Na sessão deliberativa desta quarta-feira, 1º de julho, a Assembleia Legislativa de Sergipe (Alese) analisou sete projetos de lei, incluindo o PL nº 154/2026, que reestrutura o Plano de Cargos, Carreiras e Vencimentos (PCCV) dos servidores da Saúde estadual. A proposta prevê a ampliação e criação de cargos, atendendo a uma determinação judicial decorrente da mobilização dos profissionais da área.
A deputada Linda Brasil (Psol) expressou críticas ao projeto durante a votação, apresentando emendas que visavam aumentar o número de vagas para técnicos em farmácia e radioterapia, além de elevar em 30% o total de vagas para outros cargos.
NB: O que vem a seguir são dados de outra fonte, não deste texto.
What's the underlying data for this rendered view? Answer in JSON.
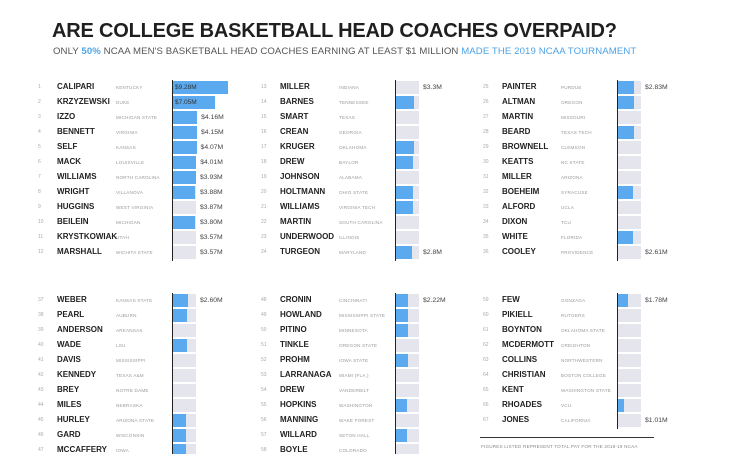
{
  "title": "ARE COLLEGE BASKETBALL HEAD COACHES OVERPAID?",
  "subtitle": {
    "before": "ONLY ",
    "pct": "50%",
    "middle": " NCAA MEN'S BASKETBALL HEAD COACHES EARNING AT LEAST $1 MILLION ",
    "link": "MADE THE 2019 NCAA TOURNAMENT"
  },
  "footnote": "FIGURES LISTED REPRESENT TOTAL PAY FOR THE 2018-19 NCAA",
  "colors": {
    "made_tournament": "#5ba9ee",
    "missed_tournament": "#e5e5ee",
    "highlight_text": "#4da3e6"
  },
  "chart_data": {
    "type": "bar",
    "unit": "USD millions",
    "max_scale": 9.28,
    "columns": [
      {
        "coaches": [
          {
            "rank": "1",
            "coach": "CALIPARI",
            "school": "KENTUCKY",
            "pay": 9.28,
            "label": "$9.28M",
            "made": true
          },
          {
            "rank": "2",
            "coach": "KRZYZEWSKI",
            "school": "DUKE",
            "pay": 7.05,
            "label": "$7.05M",
            "made": true
          },
          {
            "rank": "3",
            "coach": "IZZO",
            "school": "MICHIGAN STATE",
            "pay": 4.16,
            "label": "$4.16M",
            "made": true
          },
          {
            "rank": "4",
            "coach": "BENNETT",
            "school": "VIRGINIA",
            "pay": 4.15,
            "label": "$4.15M",
            "made": true
          },
          {
            "rank": "5",
            "coach": "SELF",
            "school": "KANSAS",
            "pay": 4.07,
            "label": "$4.07M",
            "made": true
          },
          {
            "rank": "6",
            "coach": "MACK",
            "school": "LOUISVILLE",
            "pay": 4.01,
            "label": "$4.01M",
            "made": true
          },
          {
            "rank": "7",
            "coach": "WILLIAMS",
            "school": "NORTH CAROLINA",
            "pay": 3.93,
            "label": "$3.93M",
            "made": true
          },
          {
            "rank": "8",
            "coach": "WRIGHT",
            "school": "VILLANOVA",
            "pay": 3.88,
            "label": "$3.88M",
            "made": true
          },
          {
            "rank": "9",
            "coach": "HUGGINS",
            "school": "WEST VIRGINIA",
            "pay": 3.87,
            "label": "$3.87M",
            "made": false
          },
          {
            "rank": "10",
            "coach": "BEILEIN",
            "school": "MICHIGAN",
            "pay": 3.8,
            "label": "$3.80M",
            "made": true
          },
          {
            "rank": "11",
            "coach": "KRYSTKOWIAK",
            "school": "UTAH",
            "pay": 3.57,
            "label": "$3.57M",
            "made": false
          },
          {
            "rank": "12",
            "coach": "MARSHALL",
            "school": "WICHITA STATE",
            "pay": 3.57,
            "label": "$3.57M",
            "made": false
          }
        ]
      },
      {
        "coaches": [
          {
            "rank": "13",
            "coach": "MILLER",
            "school": "INDIANA",
            "pay": 3.3,
            "label": "$3.3M",
            "made": false
          },
          {
            "rank": "14",
            "coach": "BARNES",
            "school": "TENNESSEE",
            "pay": 3.2,
            "label": "",
            "made": true
          },
          {
            "rank": "15",
            "coach": "SMART",
            "school": "TEXAS",
            "pay": 3.15,
            "label": "",
            "made": false
          },
          {
            "rank": "16",
            "coach": "CREAN",
            "school": "GEORGIA",
            "pay": 3.15,
            "label": "",
            "made": false
          },
          {
            "rank": "17",
            "coach": "KRUGER",
            "school": "OKLAHOMA",
            "pay": 3.1,
            "label": "",
            "made": true
          },
          {
            "rank": "18",
            "coach": "DREW",
            "school": "BAYLOR",
            "pay": 3.05,
            "label": "",
            "made": true
          },
          {
            "rank": "19",
            "coach": "JOHNSON",
            "school": "ALABAMA",
            "pay": 3.0,
            "label": "",
            "made": false
          },
          {
            "rank": "20",
            "coach": "HOLTMANN",
            "school": "OHIO STATE",
            "pay": 3.0,
            "label": "",
            "made": true
          },
          {
            "rank": "21",
            "coach": "WILLIAMS",
            "school": "VIRGINIA TECH",
            "pay": 3.0,
            "label": "",
            "made": true
          },
          {
            "rank": "22",
            "coach": "MARTIN",
            "school": "SOUTH CAROLINA",
            "pay": 2.9,
            "label": "",
            "made": false
          },
          {
            "rank": "23",
            "coach": "UNDERWOOD",
            "school": "ILLINOIS",
            "pay": 2.85,
            "label": "",
            "made": false
          },
          {
            "rank": "24",
            "coach": "TURGEON",
            "school": "MARYLAND",
            "pay": 2.8,
            "label": "$2.8M",
            "made": true
          }
        ]
      },
      {
        "coaches": [
          {
            "rank": "25",
            "coach": "PAINTER",
            "school": "PURDUE",
            "pay": 2.83,
            "label": "$2.83M",
            "made": true
          },
          {
            "rank": "26",
            "coach": "ALTMAN",
            "school": "OREGON",
            "pay": 2.8,
            "label": "",
            "made": true
          },
          {
            "rank": "27",
            "coach": "MARTIN",
            "school": "MISSOURI",
            "pay": 2.8,
            "label": "",
            "made": false
          },
          {
            "rank": "28",
            "coach": "BEARD",
            "school": "TEXAS TECH",
            "pay": 2.8,
            "label": "",
            "made": true
          },
          {
            "rank": "29",
            "coach": "BROWNELL",
            "school": "CLEMSON",
            "pay": 2.75,
            "label": "",
            "made": false
          },
          {
            "rank": "30",
            "coach": "KEATTS",
            "school": "NC STATE",
            "pay": 2.75,
            "label": "",
            "made": false
          },
          {
            "rank": "31",
            "coach": "MILLER",
            "school": "ARIZONA",
            "pay": 2.75,
            "label": "",
            "made": false
          },
          {
            "rank": "32",
            "coach": "BOEHEIM",
            "school": "SYRACUSE",
            "pay": 2.7,
            "label": "",
            "made": true
          },
          {
            "rank": "33",
            "coach": "ALFORD",
            "school": "UCLA",
            "pay": 2.7,
            "label": "",
            "made": false
          },
          {
            "rank": "34",
            "coach": "DIXON",
            "school": "TCU",
            "pay": 2.65,
            "label": "",
            "made": false
          },
          {
            "rank": "35",
            "coach": "WHITE",
            "school": "FLORIDA",
            "pay": 2.65,
            "label": "",
            "made": true
          },
          {
            "rank": "36",
            "coach": "COOLEY",
            "school": "PROVIDENCE",
            "pay": 2.61,
            "label": "$2.61M",
            "made": false
          }
        ]
      },
      {
        "coaches": [
          {
            "rank": "37",
            "coach": "WEBER",
            "school": "KANSAS STATE",
            "pay": 2.6,
            "label": "$2.60M",
            "made": true
          },
          {
            "rank": "38",
            "coach": "PEARL",
            "school": "AUBURN",
            "pay": 2.55,
            "label": "",
            "made": true
          },
          {
            "rank": "39",
            "coach": "ANDERSON",
            "school": "ARKANSAS",
            "pay": 2.5,
            "label": "",
            "made": false
          },
          {
            "rank": "40",
            "coach": "WADE",
            "school": "LSU",
            "pay": 2.5,
            "label": "",
            "made": true
          },
          {
            "rank": "41",
            "coach": "DAVIS",
            "school": "MISSISSIPPI",
            "pay": 2.45,
            "label": "",
            "made": false
          },
          {
            "rank": "42",
            "coach": "KENNEDY",
            "school": "TEXAS A&M",
            "pay": 2.45,
            "label": "",
            "made": false
          },
          {
            "rank": "43",
            "coach": "BREY",
            "school": "NOTRE DAME",
            "pay": 2.4,
            "label": "",
            "made": false
          },
          {
            "rank": "44",
            "coach": "MILES",
            "school": "NEBRASKA",
            "pay": 2.4,
            "label": "",
            "made": false
          },
          {
            "rank": "45",
            "coach": "HURLEY",
            "school": "ARIZONA STATE",
            "pay": 2.4,
            "label": "",
            "made": true
          },
          {
            "rank": "46",
            "coach": "GARD",
            "school": "WISCONSIN",
            "pay": 2.35,
            "label": "",
            "made": true
          },
          {
            "rank": "47",
            "coach": "MCCAFFERY",
            "school": "IOWA",
            "pay": 2.35,
            "label": "",
            "made": true
          }
        ]
      },
      {
        "coaches": [
          {
            "rank": "48",
            "coach": "CRONIN",
            "school": "CINCINNATI",
            "pay": 2.22,
            "label": "$2.22M",
            "made": true
          },
          {
            "rank": "49",
            "coach": "HOWLAND",
            "school": "MISSISSIPPI STATE",
            "pay": 2.2,
            "label": "",
            "made": true
          },
          {
            "rank": "50",
            "coach": "PITINO",
            "school": "MINNESOTA",
            "pay": 2.2,
            "label": "",
            "made": true
          },
          {
            "rank": "51",
            "coach": "TINKLE",
            "school": "OREGON STATE",
            "pay": 2.15,
            "label": "",
            "made": false
          },
          {
            "rank": "52",
            "coach": "PROHM",
            "school": "IOWA STATE",
            "pay": 2.15,
            "label": "",
            "made": true
          },
          {
            "rank": "53",
            "coach": "LARRANAGA",
            "school": "MIAMI (FLA.)",
            "pay": 2.1,
            "label": "",
            "made": false
          },
          {
            "rank": "54",
            "coach": "DREW",
            "school": "VANDERBILT",
            "pay": 2.1,
            "label": "",
            "made": false
          },
          {
            "rank": "55",
            "coach": "HOPKINS",
            "school": "WASHINGTON",
            "pay": 2.05,
            "label": "",
            "made": true
          },
          {
            "rank": "56",
            "coach": "MANNING",
            "school": "WAKE FOREST",
            "pay": 2.05,
            "label": "",
            "made": false
          },
          {
            "rank": "57",
            "coach": "WILLARD",
            "school": "SETON HALL",
            "pay": 2.0,
            "label": "",
            "made": true
          },
          {
            "rank": "58",
            "coach": "BOYLE",
            "school": "COLORADO",
            "pay": 2.0,
            "label": "",
            "made": false
          }
        ]
      },
      {
        "coaches": [
          {
            "rank": "59",
            "coach": "FEW",
            "school": "GONZAGA",
            "pay": 1.78,
            "label": "$1.78M",
            "made": true
          },
          {
            "rank": "60",
            "coach": "PIKIELL",
            "school": "RUTGERS",
            "pay": 1.6,
            "label": "",
            "made": false
          },
          {
            "rank": "61",
            "coach": "BOYNTON",
            "school": "OKLAHOMA STATE",
            "pay": 1.5,
            "label": "",
            "made": false
          },
          {
            "rank": "62",
            "coach": "MCDERMOTT",
            "school": "CREIGHTON",
            "pay": 1.45,
            "label": "",
            "made": false
          },
          {
            "rank": "63",
            "coach": "COLLINS",
            "school": "NORTHWESTERN",
            "pay": 1.4,
            "label": "",
            "made": false
          },
          {
            "rank": "64",
            "coach": "CHRISTIAN",
            "school": "BOSTON COLLEGE",
            "pay": 1.35,
            "label": "",
            "made": false
          },
          {
            "rank": "65",
            "coach": "KENT",
            "school": "WASHINGTON STATE",
            "pay": 1.25,
            "label": "",
            "made": false
          },
          {
            "rank": "66",
            "coach": "RHOADES",
            "school": "VCU",
            "pay": 1.15,
            "label": "",
            "made": true
          },
          {
            "rank": "67",
            "coach": "JONES",
            "school": "CALIFORNIA",
            "pay": 1.01,
            "label": "$1.01M",
            "made": false
          }
        ]
      }
    ]
  }
}
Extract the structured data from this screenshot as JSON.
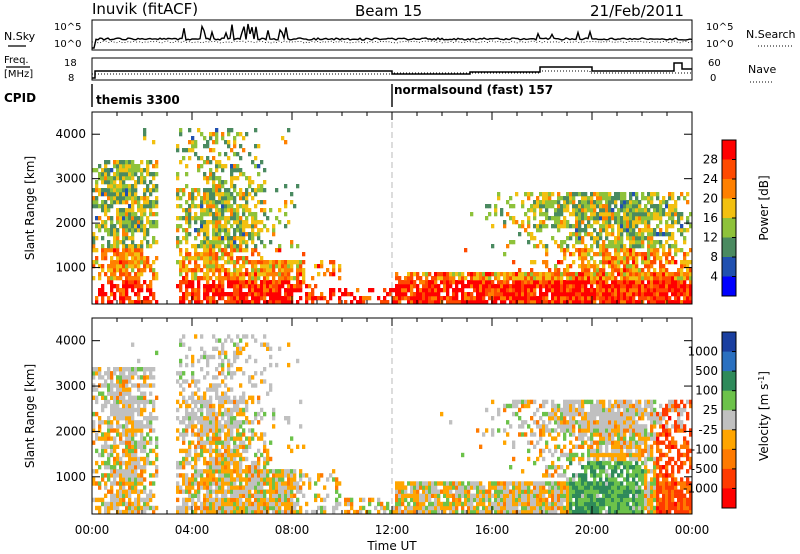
{
  "header": {
    "station": "Inuvik (fitACF)",
    "beam": "Beam 15",
    "date": "21/Feb/2011"
  },
  "top_panels": {
    "nsky_label": "N.Sky",
    "nsearch_label": "N.Search",
    "nsky_ticks": [
      "10^5",
      "10^0"
    ],
    "nsearch_ticks": [
      "10^5",
      "10^0"
    ],
    "freq_label_line1": "Freq.",
    "freq_label_line2": "[MHz]",
    "freq_ticks": [
      "18",
      "8"
    ],
    "nave_label": "Nave",
    "nave_ticks": [
      "60",
      "0"
    ],
    "cpid_label": "CPID",
    "cpid_segments": [
      {
        "label": "themis 3300",
        "start_hour": 0
      },
      {
        "label": "normalsound (fast) 157",
        "start_hour": 12
      }
    ]
  },
  "chart_data": [
    {
      "type": "heatmap",
      "panel": "power",
      "title": "",
      "xlabel": "Time UT",
      "ylabel": "Slant Range [km]",
      "xlim": [
        0,
        24
      ],
      "ylim": [
        180,
        4500
      ],
      "x_tick_labels": [
        "00:00",
        "04:00",
        "08:00",
        "12:00",
        "16:00",
        "20:00",
        "00:00"
      ],
      "y_ticks": [
        1000,
        2000,
        3000,
        4000
      ],
      "colorbar": {
        "label": "Power [dB]",
        "ticks": [
          "4",
          "8",
          "12",
          "16",
          "20",
          "24",
          "28"
        ],
        "colors": [
          "#0000ff",
          "#2050b0",
          "#4a8a60",
          "#8ec23a",
          "#f2c010",
          "#ff8000",
          "#ff4a00",
          "#ff0000"
        ]
      }
    },
    {
      "type": "heatmap",
      "panel": "velocity",
      "title": "",
      "xlabel": "Time UT",
      "ylabel": "Slant Range [km]",
      "xlim": [
        0,
        24
      ],
      "ylim": [
        180,
        4500
      ],
      "x_tick_labels": [
        "00:00",
        "04:00",
        "08:00",
        "12:00",
        "16:00",
        "20:00",
        "00:00"
      ],
      "y_ticks": [
        1000,
        2000,
        3000,
        4000
      ],
      "colorbar": {
        "label": "Velocity [m s^-1]",
        "ticks": [
          "1000",
          "500",
          "100",
          "25",
          "-25",
          "-100",
          "-500",
          "-1000"
        ],
        "colors": [
          "#1a3fa0",
          "#2a70c0",
          "#2e8a5a",
          "#6cc24a",
          "#c0c0c0",
          "#ffa500",
          "#ff7a00",
          "#ff3a00",
          "#ff0000"
        ]
      }
    }
  ]
}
Apesar de seu apoio ao projeto, as emendas foram rejeitadas pela maioria governista, e o PL foi aprovado por unanimidade.
Linda Brasil destacou a necessidade de medidas adicionais para atender às demandas dos profissionais da saúde, enfatizando a situação dos servidores da Fundação Hospitalar de Saúde e dos contratados temporariamente. Ela afirmou que a adequação dos quadros de profissionais efetivos é crucial para melhorar a qualidade dos serviços prestados à população.
A parlamentar também mencionou que, com a criação de novos equipamentos de saúde, como o Hospital do Câncer, a demanda por profissionais aumentará. Ela criticou a falta de concursos públicos e a possível privatização da saúde no estado, que, segundo ela, compromete a valorização dos servidores.
As emendas apresentadas foram baseadas em reivindicações de diversas categorias da saúde, incluindo o Conselho Regional de Técnicos em Radiologia, que solicitou a criação de novos cargos. Apesar do aumento de vagas de 64 para 151, a categoria considera o número insuficiente diante da complexidade dos serviços.
Além disso, o Sindicato dos Trabalhadores na Área da Saúde (Sintasa) pediu alterações na proposta para corrigir prejuízos à evolução funcional dos servidores. Linda Brasil citou a situação dos fisioterapeutas em Itabaiana, onde a demanda por profissionais é alta, mas o número de vagas é limitado.
A deputada concluiu que a mobilização dos trabalhadores foi fundamental para a apresentação do projeto, mas ressaltou que ele ainda não atende plenamente às necessidades da rede pública de saúde em Sergipe.